Exhibit At Perrysburg Municipal Building
Communities in Northwest Ohio are thinking outside the box for ways to bring art into public spaces. My sacred architecture paintings and prints will be exhibited at the Perrysburg Municipal Building from March 6-April 24.
The exteriors of local churches shape the landscape of daily life-about-town, but their interiors have helped shape spiritual lives for centuries. In Europe, cavernous sacred spaces were built for throngs of religious activity, but now hold only shadows of those presences. The shapes of archways reaching towards heaven, the rhythm of dark and light passing through complex spaces inspire a sense of quiet awe and shadowy mystery. Though they were intended to be centers of civic and religious life, they often retain only vestiges of that importance in community life. They are also an evocative metaphor for our own interior lives – that place where there is only listening and waiting in the darkness.

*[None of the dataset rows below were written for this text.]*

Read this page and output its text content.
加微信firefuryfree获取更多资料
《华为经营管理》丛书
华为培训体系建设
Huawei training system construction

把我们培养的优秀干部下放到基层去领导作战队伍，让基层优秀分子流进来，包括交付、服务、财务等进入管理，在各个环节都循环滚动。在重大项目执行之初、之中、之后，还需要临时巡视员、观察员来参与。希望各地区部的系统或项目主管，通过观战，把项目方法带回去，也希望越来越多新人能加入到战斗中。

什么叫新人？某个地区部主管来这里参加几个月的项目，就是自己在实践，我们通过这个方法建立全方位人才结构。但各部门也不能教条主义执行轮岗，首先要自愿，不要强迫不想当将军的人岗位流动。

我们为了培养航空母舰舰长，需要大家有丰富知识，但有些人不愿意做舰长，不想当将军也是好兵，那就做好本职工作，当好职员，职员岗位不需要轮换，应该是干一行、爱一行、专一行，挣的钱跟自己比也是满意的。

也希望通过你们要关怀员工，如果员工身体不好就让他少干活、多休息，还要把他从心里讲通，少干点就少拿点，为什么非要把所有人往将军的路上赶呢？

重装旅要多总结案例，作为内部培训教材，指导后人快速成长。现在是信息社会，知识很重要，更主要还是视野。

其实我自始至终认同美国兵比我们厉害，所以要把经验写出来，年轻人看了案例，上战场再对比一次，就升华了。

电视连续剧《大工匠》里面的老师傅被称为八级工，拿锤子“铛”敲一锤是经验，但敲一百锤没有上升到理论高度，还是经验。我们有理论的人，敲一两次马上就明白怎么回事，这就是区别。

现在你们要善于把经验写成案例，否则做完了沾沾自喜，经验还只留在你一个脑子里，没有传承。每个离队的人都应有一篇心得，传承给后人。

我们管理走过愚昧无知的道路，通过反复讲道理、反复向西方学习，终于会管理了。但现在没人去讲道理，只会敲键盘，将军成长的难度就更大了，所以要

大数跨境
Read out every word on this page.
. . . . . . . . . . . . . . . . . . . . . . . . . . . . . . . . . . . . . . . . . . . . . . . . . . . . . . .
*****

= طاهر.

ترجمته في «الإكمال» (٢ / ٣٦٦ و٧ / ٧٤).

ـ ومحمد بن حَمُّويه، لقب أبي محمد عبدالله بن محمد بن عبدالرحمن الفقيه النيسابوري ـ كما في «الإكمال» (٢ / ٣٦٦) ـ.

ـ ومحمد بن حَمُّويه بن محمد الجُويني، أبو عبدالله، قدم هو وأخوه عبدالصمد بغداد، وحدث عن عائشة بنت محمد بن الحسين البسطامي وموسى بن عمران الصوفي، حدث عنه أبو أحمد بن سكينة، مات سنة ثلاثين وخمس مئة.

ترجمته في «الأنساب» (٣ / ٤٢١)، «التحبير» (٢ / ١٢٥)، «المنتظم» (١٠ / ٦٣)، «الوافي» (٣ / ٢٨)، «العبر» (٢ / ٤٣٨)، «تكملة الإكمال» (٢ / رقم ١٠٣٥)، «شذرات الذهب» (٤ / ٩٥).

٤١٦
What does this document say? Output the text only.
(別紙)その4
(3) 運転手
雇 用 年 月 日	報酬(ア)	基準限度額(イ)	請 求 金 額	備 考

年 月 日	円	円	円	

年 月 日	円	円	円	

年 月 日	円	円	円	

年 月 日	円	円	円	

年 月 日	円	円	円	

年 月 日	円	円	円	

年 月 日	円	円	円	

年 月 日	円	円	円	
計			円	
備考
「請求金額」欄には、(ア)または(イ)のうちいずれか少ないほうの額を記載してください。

Like the structures that inspired them, my paintings are layered, image covering image, sometimes sanded or scraped away so that the painting itself becomes a palimpsest of history like the ancient buildings, addressing the tension between the permanent and the passing.
Architecture: Dwelling on the Earth and Under the Sky
After I returned in 2003 from three years living and working in Orvieto, Italy, public spaces in the US felt desolate and utilitarian. The philosopher Martin Heidegger links architecture with the old German word bauen, which meant dwell: to be on the earth and under the sky. This state of existence between earth and sky has both physical and spiritual dimensions. It suggests that our earthly dwelling, our interaction with the specific space in which we live, is not purely utilitarian but has a significance which relates to our very essence as human beings.
Using sketches, photos, and memories from those years in Italy, I embarked upon a decade of drawing, painting and creating prints of sacred architecture. They have been exhibited in solo and group shows in commercial, university, and non-profit spaces, published in several artistic and literary journals, and acquired by both university and private collections.
In the architecture of churches I feel this dwelling take shape as an awareness of the divine; I sense that the architects built these spaces to be visible, tangible expressions of divine presence.
In the sacred architecture of churches I feel this dwelling take shape as an awareness of the divine. I sense that the architects built these spaces to be visible, tangible expressions of divine presence. They seem to be true dwelling places between earth and sky, intended to foster an encounter between heaven and earth. Like the cathedral builders, or Impressionist painters like Monet (whose Rouen cathedral paintings did not have the cathedral as their true subject, but rather the invisible light and air), I seek to use paint to articulate something that is without color or form. My paintings express my desire to explore the edge between visible and invisible, past and present, spiritual and physical.
These sacred architecture paintings are also an evocative metaphor for our own interior lives: that place … where there is only listening and waiting in the darkness.
The shapes of archways reaching towards heaven, the rhythm of dark and light passing through these complex spaces inspire a sense of quiet awe and shadowy mystery. These sacred architecture paintings are also an evocative metaphor for our own interior lives – that place where there is no longer thought, interest, or opinion, only listening and waiting in the darkness. Perhaps T.S. Eliot says it best in his Four Quartets:
…You are not here to verify,
Instruct yourself, or inform curiosity
Or carry report. You are here to kneel
Where prayer has been valid. And prayer is more
Than an order of words…
In the three years I spent living and working in Italy, I encountered these medieval places as places of mystery. After my return, I continue to find inspiration in sacred spaces, a yearning for connection and tradition and the communion of saints. Through painting these spaces they have also become metaphors for the experience of painting itself: discoveries arrived at through waiting shadows and moments of light.